A big part of what I do with the microscope comes directly out of books. I have no formal training with the microscope so books dealing with it usually contain something that I was totally unaware of, or just provide a solid footing. Occasionally they clear up misconceptions, which happed just this morning actually.

Microscope objectives are designated in many ways, but chief among them is by their magnification. Unfortunately for the beginner, there is more than one way to describe the magnification of an objective. For quite a long time objectives (and oculars) were described and marketed primarily by their focal length. They might also be described by the times they magnify an image, (as in 10x, 40x, 100x) or by the diameters of magnification they provide; a way that until recently I thought synonymous with the times designation.

The focal length of an objective (if you’ll forgive a generalization) is really just the distance from an object at which the objective is in primary focus. There are a few factors that can alter the distance for practical reasons, but in essence an objective with a focal length of 4mm needs to be 4mm from the object it is focused upon, an 8mm at 8mm, a 1/12in at one twelfth of an inch and so on.

An objective might also be described by the number of times it magnifies an image, the today ubiquitous “X” marked on nearly anything with a lens. The square root of the number of times magnified, provides the number of diameters of magnification. So that it may be said an objective that magnifies twenty five times, provides five diameters of magnification. Who knew?

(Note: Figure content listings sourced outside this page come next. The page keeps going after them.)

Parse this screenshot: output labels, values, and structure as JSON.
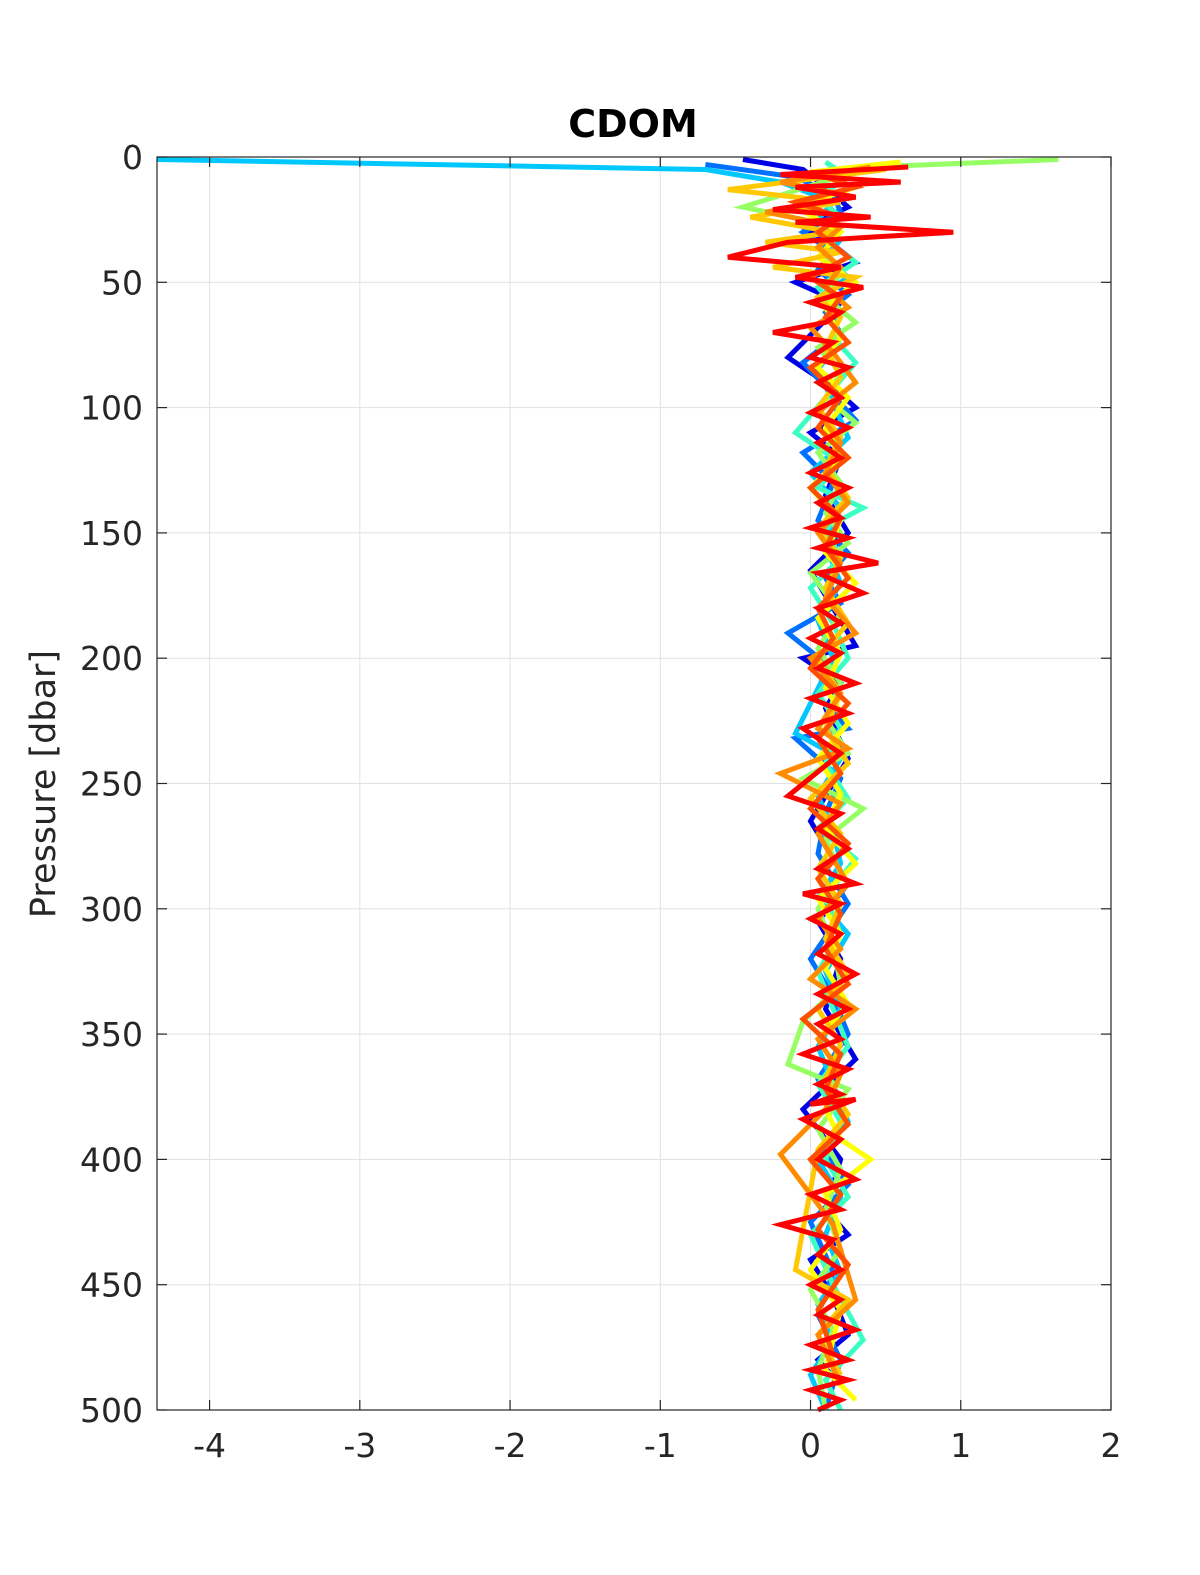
{
  "chart_data": {
    "type": "line",
    "title": "CDOM",
    "xlabel": "",
    "ylabel": "Pressure [dbar]",
    "xlim": [
      -4.35,
      2
    ],
    "ylim": [
      0,
      500
    ],
    "y_reversed": true,
    "grid": true,
    "legend": "none",
    "xticks": [
      -4,
      -3,
      -2,
      -1,
      0,
      1,
      2
    ],
    "xtick_labels": [
      "-4",
      "-3",
      "-2",
      "-1",
      "0",
      "1",
      "2"
    ],
    "yticks": [
      0,
      50,
      100,
      150,
      200,
      250,
      300,
      350,
      400,
      450,
      500
    ],
    "ytick_labels": [
      "0",
      "50",
      "100",
      "150",
      "200",
      "250",
      "300",
      "350",
      "400",
      "450",
      "500"
    ],
    "series": [
      {
        "color": "#0000e6",
        "x": [
          -0.45,
          -0.05,
          0.1,
          0.25,
          -0.05,
          0.15,
          0.3,
          -0.1,
          0.2,
          0.1,
          -0.15,
          0.15,
          0.3,
          0.0,
          0.2,
          0.1,
          0.25,
          0.0,
          0.15,
          0.3,
          -0.05,
          0.2,
          0.1,
          0.25,
          0.0,
          0.15,
          0.25,
          0.05,
          0.2,
          0.1,
          0.3,
          -0.05,
          0.2,
          0.1,
          0.25,
          0.0,
          0.15,
          0.25,
          0.05,
          0.2
        ],
        "y": [
          1,
          5,
          12,
          20,
          28,
          35,
          42,
          50,
          58,
          65,
          80,
          92,
          100,
          110,
          120,
          135,
          150,
          165,
          180,
          195,
          200,
          210,
          220,
          240,
          265,
          280,
          290,
          305,
          320,
          340,
          360,
          380,
          400,
          420,
          430,
          440,
          455,
          470,
          480,
          490
        ]
      },
      {
        "color": "#0070ff",
        "x": [
          -0.7,
          -0.1,
          0.15,
          0.2,
          -0.05,
          0.15,
          0.05,
          0.25,
          0.1,
          0.2,
          -0.05,
          0.15,
          0.3,
          -0.05,
          0.15,
          0.05,
          0.25,
          0.1,
          0.2,
          -0.15,
          0.1,
          0.05,
          0.25,
          -0.1,
          0.2,
          0.1,
          0.05,
          0.25,
          0.0,
          0.15,
          0.25,
          0.05,
          0.2,
          0.1,
          0.25,
          0.0,
          0.15,
          0.05,
          0.2,
          0.1
        ],
        "y": [
          3,
          8,
          15,
          22,
          30,
          38,
          45,
          55,
          62,
          70,
          82,
          95,
          105,
          118,
          130,
          145,
          158,
          168,
          178,
          190,
          202,
          215,
          228,
          232,
          248,
          262,
          278,
          298,
          320,
          335,
          350,
          368,
          385,
          398,
          410,
          425,
          445,
          462,
          480,
          500
        ]
      },
      {
        "color": "#00c8ff",
        "x": [
          -4.35,
          -0.7,
          -0.2,
          0.15,
          0.05,
          0.2,
          0.1,
          0.25,
          0.05,
          0.15,
          0.2,
          0.05,
          0.15,
          0.25,
          0.0,
          0.2,
          0.1,
          0.2,
          0.05,
          0.15,
          -0.1,
          0.2,
          0.05,
          0.15,
          0.2,
          0.05,
          0.25,
          0.1,
          0.2,
          0.05,
          0.15,
          0.25,
          0.05,
          0.2,
          0.1,
          0.2,
          0.05,
          0.15,
          0.0,
          0.1
        ],
        "y": [
          1,
          5,
          10,
          18,
          25,
          33,
          40,
          48,
          56,
          64,
          72,
          85,
          98,
          112,
          126,
          140,
          155,
          170,
          185,
          200,
          230,
          240,
          255,
          268,
          282,
          296,
          310,
          325,
          340,
          355,
          370,
          385,
          400,
          415,
          430,
          445,
          458,
          472,
          486,
          500
        ]
      },
      {
        "color": "#3cffc3",
        "x": [
          0.1,
          0.25,
          0.05,
          0.2,
          0.1,
          0.3,
          0.05,
          0.2,
          0.15,
          0.3,
          0.1,
          -0.1,
          0.2,
          0.05,
          0.35,
          0.1,
          0.2,
          0.0,
          0.15,
          0.25,
          0.05,
          0.2,
          0.1,
          0.25,
          0.05,
          0.3,
          0.1,
          0.2,
          0.05,
          0.15,
          0.25,
          0.05,
          0.2,
          0.1,
          0.25,
          0.0,
          0.15,
          0.35,
          0.1,
          0.2
        ],
        "y": [
          2,
          8,
          16,
          24,
          33,
          42,
          52,
          62,
          72,
          82,
          96,
          110,
          122,
          132,
          140,
          148,
          160,
          172,
          186,
          200,
          214,
          228,
          242,
          256,
          268,
          280,
          295,
          310,
          325,
          340,
          355,
          370,
          385,
          400,
          415,
          430,
          450,
          472,
          488,
          500
        ]
      },
      {
        "color": "#96ff64",
        "x": [
          1.65,
          0.4,
          -0.45,
          0.2,
          0.05,
          0.2,
          0.1,
          0.3,
          0.05,
          0.2,
          0.1,
          0.3,
          0.05,
          0.2,
          0.1,
          0.25,
          0.0,
          0.2,
          0.05,
          0.2,
          0.1,
          0.25,
          -0.05,
          0.35,
          0.1,
          0.2,
          0.05,
          0.15,
          0.2,
          -0.05,
          -0.15,
          0.25,
          0.05,
          0.2,
          0.1,
          0.2,
          0.0,
          0.15,
          0.05,
          0.1
        ],
        "y": [
          1,
          4,
          20,
          28,
          36,
          46,
          56,
          66,
          76,
          86,
          96,
          106,
          118,
          130,
          142,
          154,
          166,
          182,
          196,
          210,
          224,
          238,
          248,
          260,
          272,
          286,
          300,
          315,
          330,
          345,
          362,
          372,
          388,
          404,
          420,
          436,
          452,
          468,
          484,
          500
        ]
      },
      {
        "color": "#ffff00",
        "x": [
          0.6,
          0.0,
          0.3,
          -0.1,
          0.2,
          0.05,
          0.3,
          0.1,
          0.2,
          0.05,
          0.25,
          0.1,
          0.2,
          0.0,
          0.2,
          0.1,
          0.3,
          0.05,
          0.2,
          0.1,
          0.25,
          0.05,
          0.2,
          0.1,
          0.3,
          0.05,
          0.2,
          0.1,
          0.25,
          0.05,
          0.2,
          0.1,
          0.2,
          0.4,
          0.1,
          0.2,
          0.0,
          0.2,
          0.1,
          0.3
        ],
        "y": [
          2,
          6,
          12,
          20,
          30,
          40,
          50,
          60,
          72,
          84,
          96,
          108,
          120,
          132,
          145,
          158,
          170,
          184,
          198,
          212,
          226,
          240,
          254,
          268,
          282,
          296,
          310,
          324,
          338,
          352,
          366,
          380,
          392,
          400,
          414,
          428,
          444,
          460,
          484,
          496
        ]
      },
      {
        "color": "#ffc800",
        "x": [
          0.5,
          -0.55,
          0.2,
          -0.4,
          0.15,
          -0.3,
          0.2,
          -0.25,
          0.3,
          0.05,
          0.2,
          0.1,
          0.2,
          0.05,
          0.2,
          0.1,
          0.25,
          0.05,
          0.2,
          0.1,
          0.25,
          0.05,
          0.2,
          0.1,
          0.25,
          0.0,
          0.2,
          0.05,
          0.2,
          0.1,
          0.25,
          0.05,
          0.2,
          0.1,
          0.25,
          0.05,
          -0.1,
          0.25,
          0.05,
          0.2
        ],
        "y": [
          5,
          13,
          18,
          24,
          30,
          34,
          38,
          44,
          48,
          56,
          64,
          76,
          88,
          100,
          112,
          124,
          136,
          148,
          160,
          172,
          186,
          200,
          214,
          228,
          242,
          256,
          270,
          284,
          298,
          312,
          326,
          340,
          354,
          368,
          382,
          396,
          444,
          456,
          470,
          486
        ]
      },
      {
        "color": "#ff8c00",
        "x": [
          0.4,
          -0.2,
          0.3,
          -0.3,
          0.2,
          0.05,
          0.2,
          0.1,
          0.25,
          0.0,
          0.15,
          0.3,
          0.05,
          0.2,
          0.1,
          0.25,
          0.05,
          0.2,
          0.1,
          0.3,
          0.0,
          0.2,
          0.05,
          0.25,
          -0.2,
          0.2,
          0.05,
          0.25,
          0.05,
          0.2,
          0.0,
          0.3,
          0.05,
          0.2,
          0.1,
          -0.2,
          0.15,
          0.3,
          0.05,
          0.2
        ],
        "y": [
          4,
          10,
          16,
          22,
          28,
          36,
          44,
          52,
          60,
          68,
          78,
          90,
          102,
          114,
          126,
          138,
          150,
          162,
          176,
          190,
          200,
          214,
          228,
          236,
          246,
          258,
          270,
          290,
          304,
          316,
          328,
          340,
          352,
          366,
          380,
          398,
          426,
          456,
          470,
          490
        ]
      },
      {
        "color": "#ff5000",
        "x": [
          0.0,
          0.3,
          -0.1,
          0.2,
          0.05,
          0.25,
          0.0,
          0.2,
          0.1,
          0.25,
          0.0,
          0.2,
          0.05,
          0.25,
          0.0,
          0.2,
          0.1,
          0.25,
          0.05,
          0.15,
          0.0,
          0.25,
          0.05,
          0.2,
          0.0,
          0.25,
          0.05,
          0.2,
          0.1,
          0.25,
          -0.05,
          0.2,
          0.1,
          0.25,
          0.0,
          0.2,
          0.05,
          0.25,
          0.05,
          0.15
        ],
        "y": [
          6,
          12,
          18,
          24,
          30,
          40,
          48,
          56,
          64,
          74,
          84,
          96,
          108,
          120,
          132,
          144,
          156,
          168,
          180,
          192,
          204,
          218,
          232,
          246,
          260,
          274,
          288,
          302,
          316,
          330,
          344,
          358,
          372,
          386,
          400,
          414,
          428,
          442,
          460,
          478
        ]
      },
      {
        "color": "#ff0000",
        "x": [
          0.65,
          -0.2,
          0.6,
          -0.1,
          0.3,
          -0.25,
          0.4,
          -0.1,
          0.95,
          -0.15,
          -0.55,
          0.2,
          -0.1,
          0.35,
          0.0,
          0.2,
          0.1,
          -0.25,
          0.15,
          0.0,
          0.25,
          0.05,
          0.2,
          0.0,
          0.25,
          0.05,
          0.2,
          0.0,
          0.25,
          0.05,
          0.2,
          0.0,
          0.25,
          0.05,
          0.45,
          0.05,
          0.35,
          0.05,
          0.2,
          0.0,
          0.2,
          0.05,
          0.3,
          0.0,
          0.25,
          -0.05,
          0.2,
          -0.15,
          0.2,
          0.05,
          0.25,
          0.05,
          0.3,
          -0.05,
          0.2,
          0.0,
          0.2,
          0.05,
          0.3,
          0.05,
          0.25,
          0.05,
          0.2,
          -0.05,
          0.25,
          0.05,
          0.2,
          0.0,
          0.3,
          -0.05,
          0.2,
          0.05,
          0.3,
          0.0,
          0.2,
          -0.2,
          0.15,
          0.05,
          0.2,
          0.0,
          0.2,
          0.05,
          0.3,
          0.0,
          0.25,
          0.0,
          0.25,
          0.0,
          0.2,
          0.05
        ],
        "y": [
          4,
          7,
          10,
          12,
          16,
          21,
          24,
          26,
          30,
          34,
          40,
          44,
          48,
          52,
          58,
          62,
          66,
          70,
          74,
          80,
          84,
          90,
          96,
          102,
          108,
          114,
          120,
          126,
          132,
          138,
          144,
          148,
          152,
          156,
          162,
          166,
          174,
          180,
          186,
          192,
          198,
          204,
          210,
          216,
          222,
          228,
          238,
          255,
          262,
          268,
          276,
          284,
          290,
          294,
          298,
          304,
          310,
          318,
          326,
          334,
          340,
          346,
          352,
          358,
          364,
          370,
          374,
          378,
          376,
          384,
          392,
          400,
          408,
          414,
          420,
          426,
          432,
          438,
          444,
          450,
          456,
          462,
          468,
          474,
          480,
          484,
          488,
          492,
          496,
          500
        ]
      }
    ]
  }
}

I can say that I have seen articles and forums where the term “diameters” is used when speaking of “times,” I’ve even done it myself. Let us now turn to an old authority, Alfred Cheatham Stokes, in his book Microscopical Praxis:

A lens of any kind magnifying ten diameters is said to magnify one hundred times, or ten diameters in each direction, “times” representing the square of the “diameters,” and the diameters the square-root of the times.

It’s certainly odd that this does not appear to be more widely known, or Stokes more widely read. Microscopical Praxis is out of print and has been for years, so long in fact that it is in the public domain and one can find it nearly anywhere that handles or reprints public domain books.  Here’s a link to it at the Internet Archive.

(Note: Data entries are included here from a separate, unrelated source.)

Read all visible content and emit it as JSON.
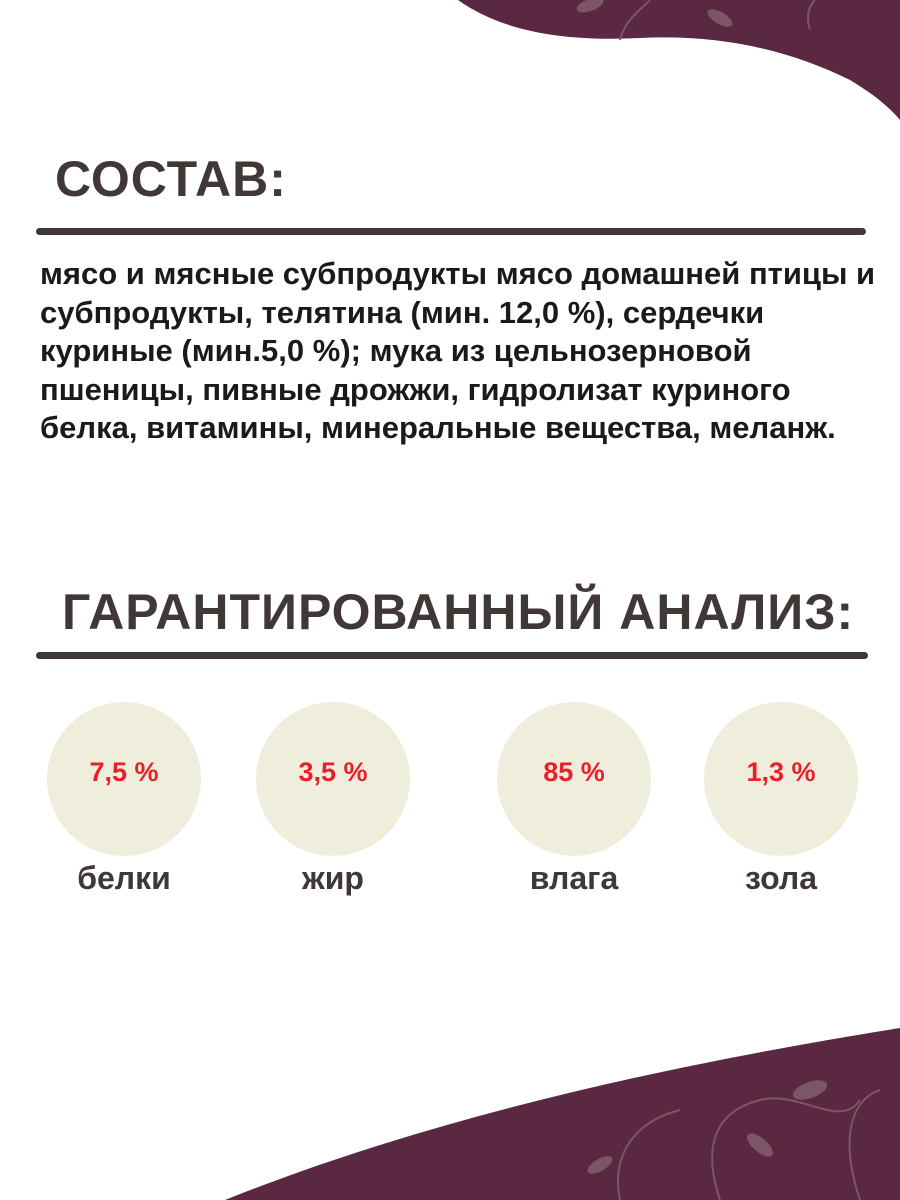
{
  "composition": {
    "title": "СОСТАВ:",
    "text": "мясо и мясные субпродукты мясо домашней птицы и субпродукты, телятина (мин. 12,0 %), сердечки куриные (мин.5,0 %); мука из цельнозерновой пшеницы, пивные дрожжи, гидролизат куриного белка, витамины, минеральные вещества, меланж."
  },
  "analysis": {
    "title": "ГАРАНТИРОВАННЫЙ АНАЛИЗ:",
    "items": [
      {
        "value": "7,5 %",
        "label": "белки"
      },
      {
        "value": "3,5 %",
        "label": "жир"
      },
      {
        "value": "85 %",
        "label": "влага"
      },
      {
        "value": "1,3 %",
        "label": "зола"
      }
    ]
  },
  "colors": {
    "accent": "#5a2840",
    "text": "#403836",
    "value": "#e8202a",
    "circle": "#efeddc"
  }
}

In preparation for an upcoming effort I will need to mix up a solution. This solution needs to be of a particular concentration and to do that I’ll need to think back to chemistry class. One of the best parts of chemistry was mixing things together just to see what would happen, whatever the results. However, when one wishes to create something specific it’s important to know how to go about it.

It’s been my experience as an amateur microscopist that there are generally two types of guides out there; those made for children, and those made for professionals. I’m not saying there are no guides for the enthusiastic amateur, there are many very nice websites, periodicals, clubs, societies and forums out there which provide both advanced and accessible resources, I’m simply pointing out that if one picks up a book on the microscope or microscopic methods it’s apt to be either highly technical or exceedingly simplistic. Even the most technical of microscopy books can be wealths of information for the amateur, but such works often make certain assumptions concerning the knowledge of the reader in other fields, particularly chemistry.

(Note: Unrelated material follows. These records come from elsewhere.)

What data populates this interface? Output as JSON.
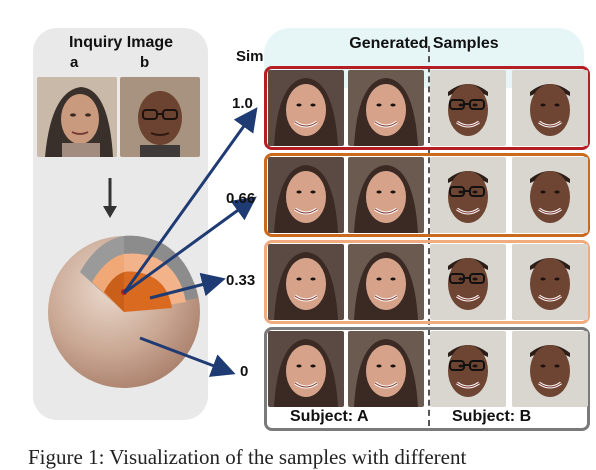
{
  "figure": {
    "inquiry_title": "Inquiry Image",
    "inquiry_labels": [
      "a",
      "b"
    ],
    "sim_header": "Sim",
    "generated_title": "Generated Samples",
    "rows": [
      {
        "sim": "1.0",
        "color": "#b51f24"
      },
      {
        "sim": "0.66",
        "color": "#c96a1e"
      },
      {
        "sim": "0.33",
        "color": "#f0ab7f"
      },
      {
        "sim": "0",
        "color": "#7a7a7a"
      }
    ],
    "subject_a": "Subject: A",
    "subject_b": "Subject: B"
  },
  "caption": {
    "text": "Figure 1: Visualization of the samples with different"
  },
  "colors": {
    "left_panel": "#e9e9e9",
    "right_panel": "#e6f6f7",
    "arrow": "#1f3b73",
    "sphere_outer": "#c9a793",
    "core": "#d96a1f",
    "mid_layer": "#f2b28a"
  }
}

Suppose one day in an effort to properly treat a specimen one follows a guide that calls for a 10% solution of something. At this point one has two options; purchase the solution, or purchase its components and prepare it ones self. If each of the components of the solution are liquids it’s a simple math problem. Computing the necessary ratio of components for any desired final volume is the work of a moment. However, when mixing a dry component and a liquid component things might get a bit tricky for people who have forgotten about mass.

To determine the ratio of two ingredients necessary when one is a solid and the other a liquid one must first measure them in a common unit, mass. When measuring each ingredient by grams it makes no difference if one or both is liquid or solid. To make things even simpler, one can look up the mass of a given volume of nearly any liquid and measure out the liquid component in milliliter and the solid component in grams.

The next time you see a recipe that calls for one part this and four parts that, just remember that the unit in which you measure is inconsequential so long as all ingredient are measured in the same unit, and consider buying a balance.